As a Democratic Party leader, Pascal has criticized the positions of elected Democrats on many issues on which he feels those Democrats are not upholding Democratic "core values." He has been critical of Democratic support for making it easier to turn off people's utilities in Pennsylvania, and making it possible to turn them off in the winter. In addition, he has criticized Democratic support for banning municipalities from creating their own WiFi networks and other telecommunications services.

Legal career

As an attorney, Pascal practices criminal defense and civil law, and is known as one of a handful of attorneys who is an expert in Pennsylvania election law. He made statewide news when he found a loophole in state law which called into question the validity of every parking ticket written in Pennsylvania. As a result, municipalities in Pennsylvania scurried to have their parking meters certified for accuracy, as was required by law. In 2006, Pascal was the attorney in a case which received statewide attention (Kuznik v. Westmoreland County, Pennsylvania) in which he represented several citizens and State Senator Jim Ferlo challenging the purchase of electronic voting machines by counties without voter referendum as was required by the Pennsylvania Constitution.

Also in 2006, Pascal represented several members of the board of directors of PACleansweep (a group founded to oppose the legislative pay raise) who sued the group's founder, Russ Diamond. Diamond attempted to remove five of the ten members of PACleanSweep's Board of Directors. Diamond requested the resignations of all board members, and cut off access to those who refused. Ironically, Diamond continued to operate PACleanSweep, with the assistance of board members who had submitted their resignations, over the protests of many in the reform movement.

The board members who did not resign from the board of the nonprofit corporation sued Diamond for violating nonprofit corporation law and the organization's charter. A Lebanon County judge declared that the four board members Diamond attempted to add were not legal directors of PACleanSweep, and ordered that corporate access and voting rights be returned to the rightful Board of Directors.

Pascal also made news in Armstrong County when his former opponents in the 1999 county commissioners' race voted to raise their own pensions by 50% in 2003 as they were leaving office.

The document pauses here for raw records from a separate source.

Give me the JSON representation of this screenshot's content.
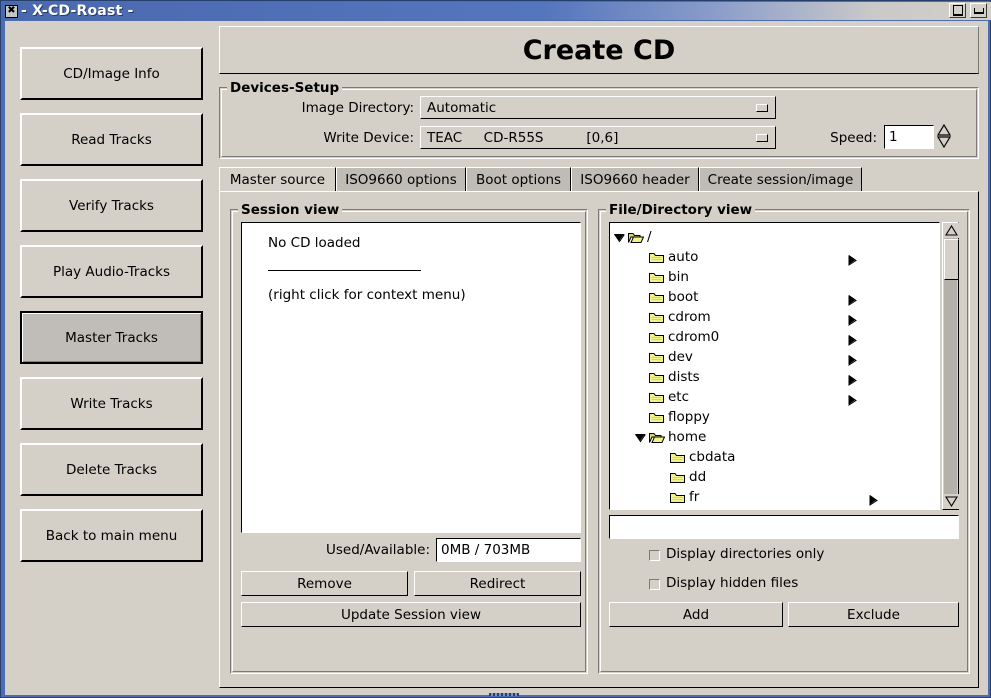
{
  "window": {
    "title": "- X-CD-Roast -",
    "icon": "close-x-icon",
    "buttons": {
      "maximize": "maximize-icon",
      "minimize": "minimize-icon"
    }
  },
  "sidebar": {
    "items": [
      {
        "label": "CD/Image Info",
        "selected": false
      },
      {
        "label": "Read Tracks",
        "selected": false
      },
      {
        "label": "Verify Tracks",
        "selected": false
      },
      {
        "label": "Play Audio-Tracks",
        "selected": false
      },
      {
        "label": "Master Tracks",
        "selected": true
      },
      {
        "label": "Write Tracks",
        "selected": false
      },
      {
        "label": "Delete Tracks",
        "selected": false
      },
      {
        "label": "Back to main menu",
        "selected": false
      }
    ]
  },
  "header": {
    "title": "Create CD"
  },
  "devices": {
    "legend": "Devices-Setup",
    "image_directory_label": "Image Directory:",
    "image_directory_value": "Automatic",
    "write_device_label": "Write Device:",
    "write_device_value": "TEAC     CD-R55S          [0,6]",
    "speed_label": "Speed:",
    "speed_value": "1"
  },
  "tabs": [
    {
      "label": "Master source",
      "active": true
    },
    {
      "label": "ISO9660 options",
      "active": false
    },
    {
      "label": "Boot options",
      "active": false
    },
    {
      "label": "ISO9660 header",
      "active": false
    },
    {
      "label": "Create session/image",
      "active": false
    }
  ],
  "session_view": {
    "legend": "Session view",
    "line1": "No CD loaded",
    "line2": "(right click for context menu)",
    "used_available_label": "Used/Available:",
    "used_available_value": "0MB / 703MB",
    "remove_button": "Remove",
    "redirect_button": "Redirect",
    "update_button": "Update Session view"
  },
  "file_view": {
    "legend": "File/Directory view",
    "path_value": "",
    "tree": [
      {
        "name": "/",
        "depth": 0,
        "expander": "down",
        "folder": "open",
        "icon": "folder-open-icon"
      },
      {
        "name": "auto",
        "depth": 1,
        "expander": "right",
        "folder": "closed",
        "icon": "folder-icon"
      },
      {
        "name": "bin",
        "depth": 1,
        "expander": "none",
        "folder": "closed",
        "icon": "folder-icon"
      },
      {
        "name": "boot",
        "depth": 1,
        "expander": "right",
        "folder": "closed",
        "icon": "folder-icon"
      },
      {
        "name": "cdrom",
        "depth": 1,
        "expander": "right",
        "folder": "closed",
        "icon": "folder-icon"
      },
      {
        "name": "cdrom0",
        "depth": 1,
        "expander": "right",
        "folder": "closed",
        "icon": "folder-icon"
      },
      {
        "name": "dev",
        "depth": 1,
        "expander": "right",
        "folder": "closed",
        "icon": "folder-icon"
      },
      {
        "name": "dists",
        "depth": 1,
        "expander": "right",
        "folder": "closed",
        "icon": "folder-icon"
      },
      {
        "name": "etc",
        "depth": 1,
        "expander": "right",
        "folder": "closed",
        "icon": "folder-icon"
      },
      {
        "name": "floppy",
        "depth": 1,
        "expander": "none",
        "folder": "closed",
        "icon": "folder-icon"
      },
      {
        "name": "home",
        "depth": 1,
        "expander": "down",
        "folder": "open",
        "icon": "folder-open-icon"
      },
      {
        "name": "cbdata",
        "depth": 2,
        "expander": "none",
        "folder": "closed",
        "icon": "folder-icon"
      },
      {
        "name": "dd",
        "depth": 2,
        "expander": "none",
        "folder": "closed",
        "icon": "folder-icon"
      },
      {
        "name": "fr",
        "depth": 2,
        "expander": "right",
        "folder": "closed",
        "icon": "folder-icon"
      }
    ],
    "checkbox_dirs_only": "Display directories only",
    "checkbox_hidden": "Display hidden files",
    "add_button": "Add",
    "exclude_button": "Exclude"
  },
  "colors": {
    "face": "#d4d0c8",
    "title_active": "#4f6cb0",
    "folder_yellow": "#e8e86a",
    "selected_button": "#c0bdb8"
  }
}
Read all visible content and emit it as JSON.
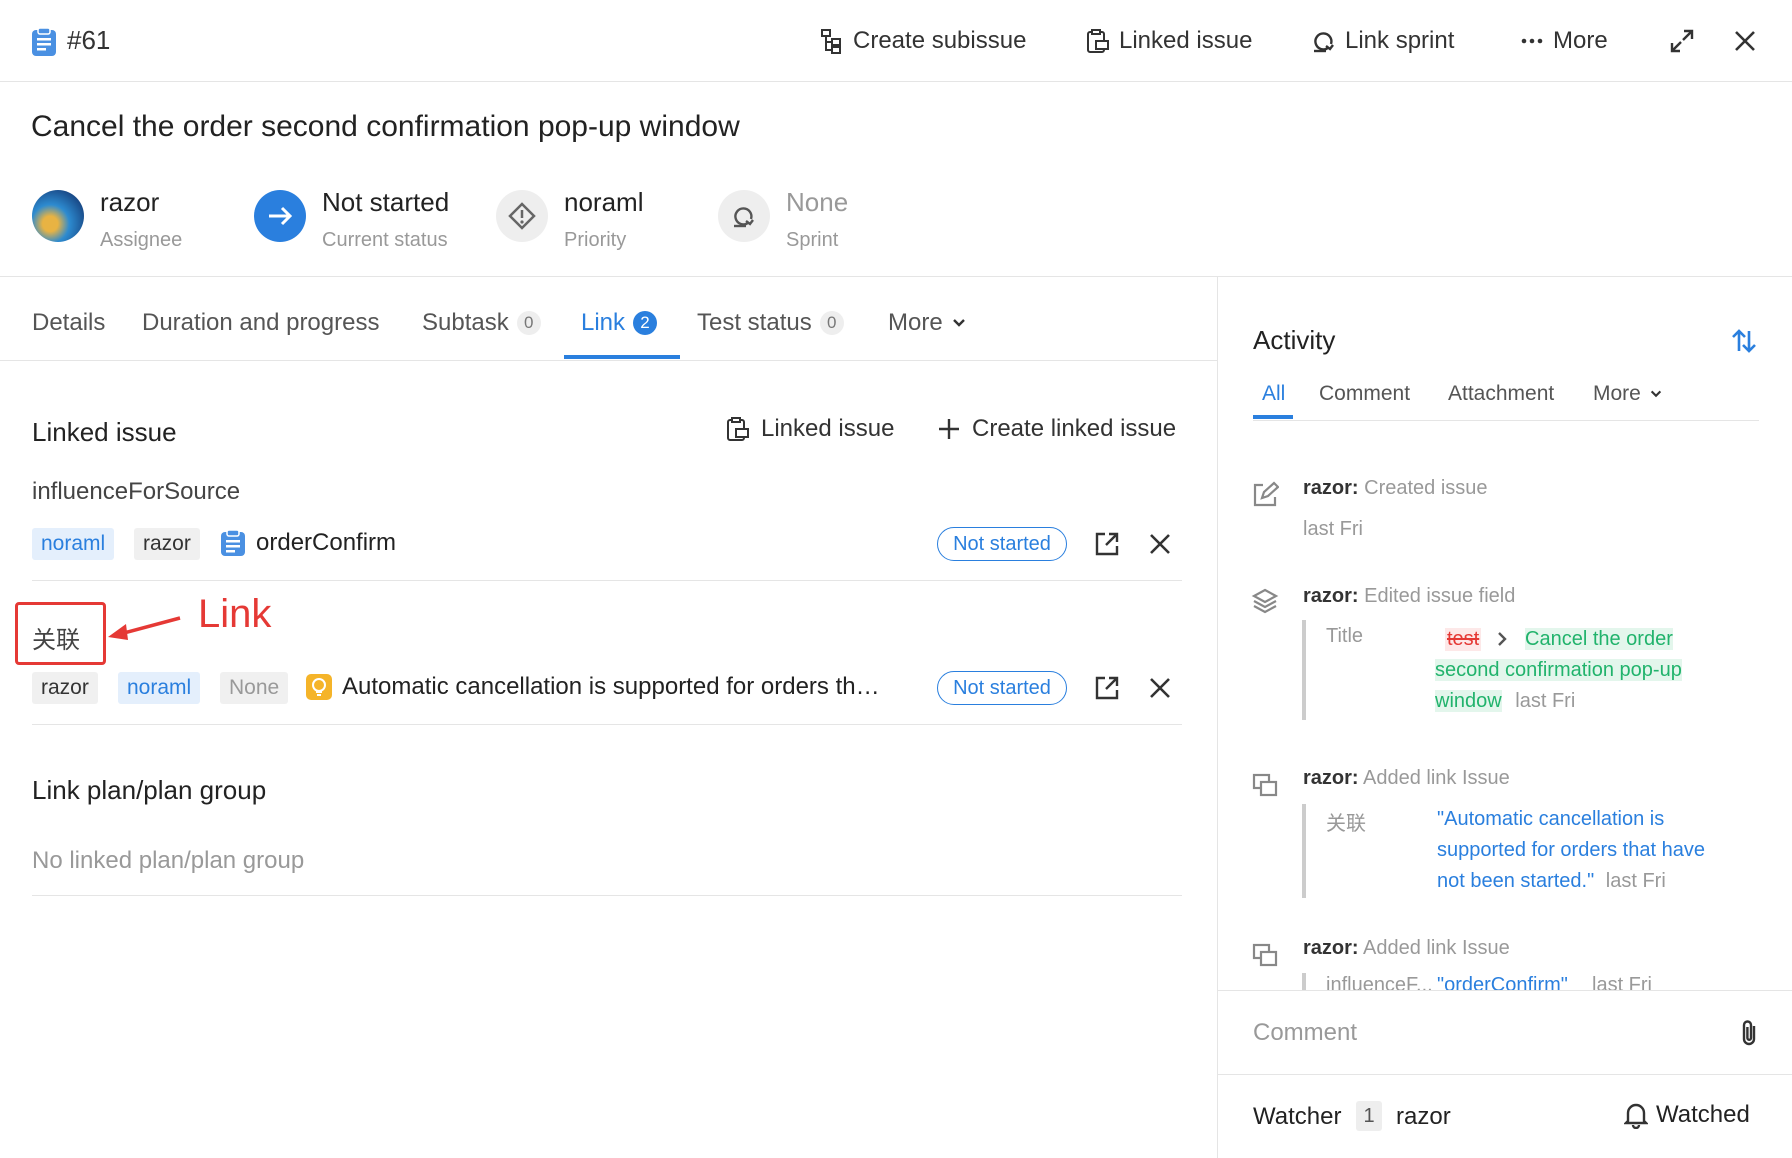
{
  "header": {
    "issue_id": "#61",
    "actions": [
      "Create subissue",
      "Linked issue",
      "Link sprint",
      "More"
    ]
  },
  "issue": {
    "title": "Cancel the order second confirmation pop-up window",
    "fields": [
      {
        "value": "razor",
        "label": "Assignee"
      },
      {
        "value": "Not started",
        "label": "Current status"
      },
      {
        "value": "noraml",
        "label": "Priority"
      },
      {
        "value": "None",
        "label": "Sprint"
      }
    ]
  },
  "tabs": [
    {
      "label": "Details"
    },
    {
      "label": "Duration and progress"
    },
    {
      "label": "Subtask",
      "count": "0"
    },
    {
      "label": "Link",
      "count": "2"
    },
    {
      "label": "Test status",
      "count": "0"
    },
    {
      "label": "More"
    }
  ],
  "linked_section": {
    "title": "Linked issue",
    "linked_issue_action": "Linked issue",
    "create_action": "Create linked issue",
    "groups": [
      {
        "relation": "influenceForSource",
        "tags": [
          "noraml",
          "razor"
        ],
        "title": "orderConfirm",
        "status": "Not started"
      },
      {
        "relation": "关联",
        "tags": [
          "razor",
          "noraml",
          "None"
        ],
        "title": "Automatic cancellation is supported for orders th…",
        "status": "Not started"
      }
    ]
  },
  "plan_section": {
    "title": "Link plan/plan group",
    "empty": "No linked plan/plan group"
  },
  "annotation": {
    "label": "Link",
    "color": "#e53935"
  },
  "activity": {
    "title": "Activity",
    "tabs": [
      "All",
      "Comment",
      "Attachment",
      "More"
    ],
    "events": [
      {
        "user": "razor:",
        "action": "Created issue",
        "time": "last Fri"
      },
      {
        "user": "razor:",
        "action": "Edited issue field",
        "field": "Title",
        "old": "test",
        "new": "Cancel the order second confirmation pop-up window",
        "time": "last Fri"
      },
      {
        "user": "razor:",
        "action": "Added link Issue",
        "relation": "关联",
        "link": "\"Automatic cancellation is supported for orders that have not been started.\"",
        "time": "last Fri"
      },
      {
        "user": "razor:",
        "action": "Added link Issue",
        "relation": "influenceF...",
        "link": "\"orderConfirm\"",
        "time": "last Fri"
      }
    ]
  },
  "comment": {
    "placeholder": "Comment"
  },
  "watcher": {
    "label": "Watcher",
    "count": "1",
    "name": "razor",
    "status": "Watched"
  },
  "colors": {
    "accent": "#2a7fde",
    "annotation": "#e53935",
    "added": "#21b36c",
    "removed": "#e53935"
  }
}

Pascal filed suit on behalf of more than 50 plaintiffs challenging the action (Bell v. Armstrong County Board of Commissioners). As a result, the action of the commissioners was voided, saving Armstrong County taxpayers over $500,000.

Pascal is an assistant public defender in Armstrong County and also has a private practice of law. He has been the host of "Talk of the Town," on Family Life TV, a local cable television station in Kittanning, Pennsylvania.